Il decreto legge varato dal governo Letta è un infausto provvedimento basato sulla ricerca del facile consenso, la convenienza di bottega e la prevalenza dei soggetti politici già esistenti perché i nuovi partiti non potranno ottenere fondi né indirettamente né col 2 per mille. Ma c'è un'alternativa possibile a questo pessimo dl? Forse sì, ecco come…
È davvero pessima la nuova legge sul finanziamento pubblico ai partiti, quella che Letta ha trasformato in decreto per battere sul tempo Matteo Renzi. E lo è al netto di ogni valutazione sul ruolo dei partiti stessi, sulle polemiche relative ai costi della politica, sulla necessità o meno che questa sia finanziata con i soldi pubblici. Lo è per come è scritta e per i nefasti effetti che produce.
Il meccanismo delle donazioni, ad esempio, non solo continua a pesare sulle casse dello Stato per via delle detrazioni (trasformando quindi un finanziamento diretto in un finanziamento indiretto, ma sempre finanziamento è) ma soprattutto consente a un pugno di milionari di avvantaggiare un partito sull'altro.
Pensate ad esempio a Berlusconi e alla sua famiglia: già solo lui, i figli e il fratello sono da oggi autorizzati a foraggiare Forza Italia con 2.100.000 euro l'anno, ricavandone pure un robusto vantaggio fiscale. Basta poi che contribuiscano altre cinque o sei società della galassia Fininvest e si arriva tranquillamente a più di tre milioni.

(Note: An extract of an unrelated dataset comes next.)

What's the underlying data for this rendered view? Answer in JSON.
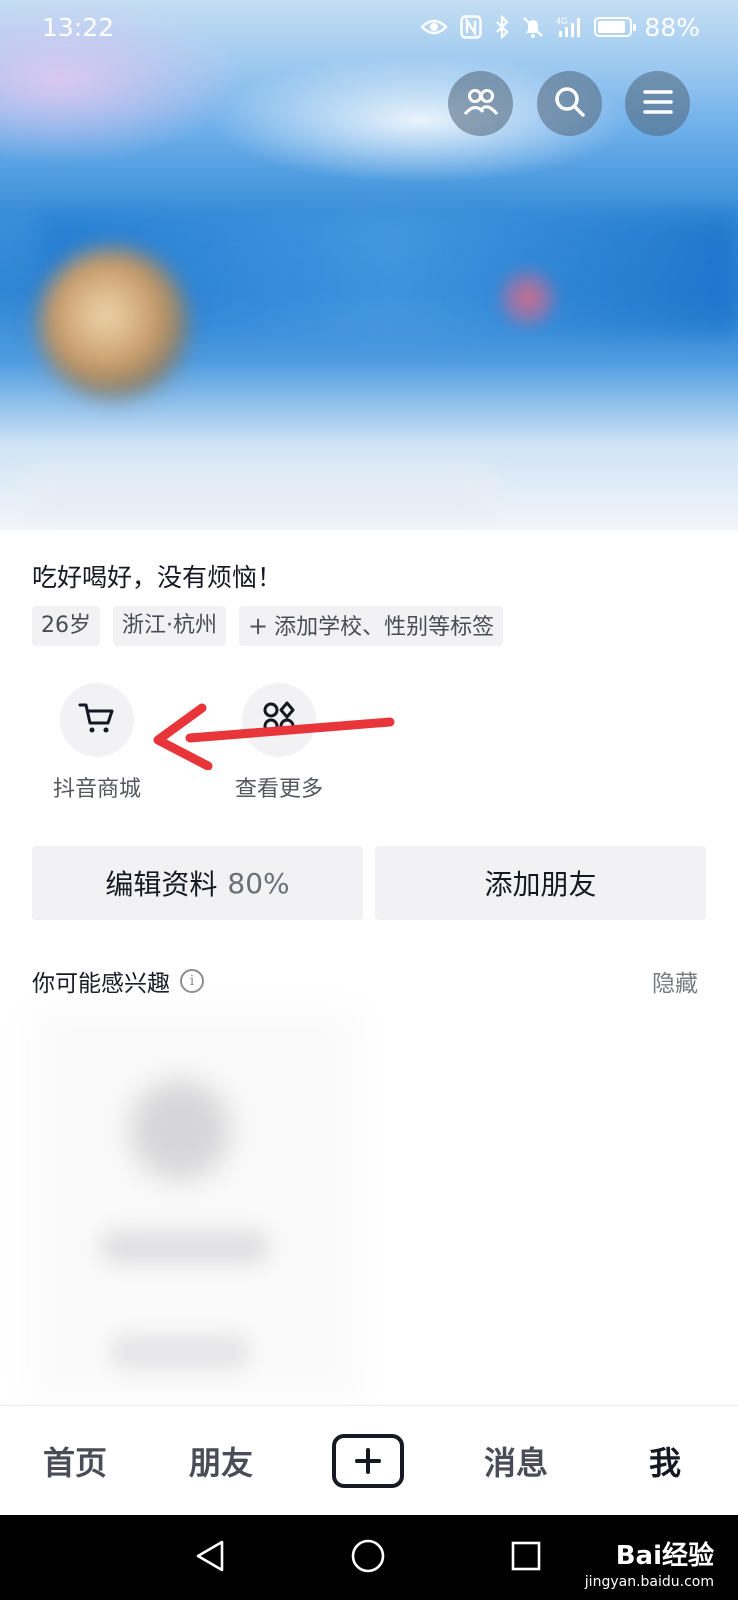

Imponendo quindi una partenza ad handicap agli altri partiti che non dispongono di amici o di proprietari altrettanto ricchi e, per convenienza, 'generosi'.
Certo, le altre forze politiche possono comunque recuperare cercando di sedurre con il proprio programma altri benestanti - e già tra i finanziatori di Renzi non mancano imprenditori come Farinetti o finanzieri come Serra. Vero, ma aldilà della presumibile buona fede dei singoli, in questo modo i partiti non posseduti da tycoon si mettono in una condizione di debito e di subalternità nei confronti di operatori dell'economia i quali un domani potrebbero anche chiedere qualcosa in cambio. Senza dire che il meccanismo rischia di svantaggiare non poco i soggetti politici i cui programmi prevedono forme radicali di redistribuzione dei redditi, delle ricchezze e dei profitti: quale magnate donerà 300 mila euro a un partito che propone una patrimoniale, quale società di trading verserà 200 mila euro a un movimento che vuole tassare le transazioni finanziarie, quale immobiliare stanzierà fondi per una forza politica che propone un piano di edilizia pubblica?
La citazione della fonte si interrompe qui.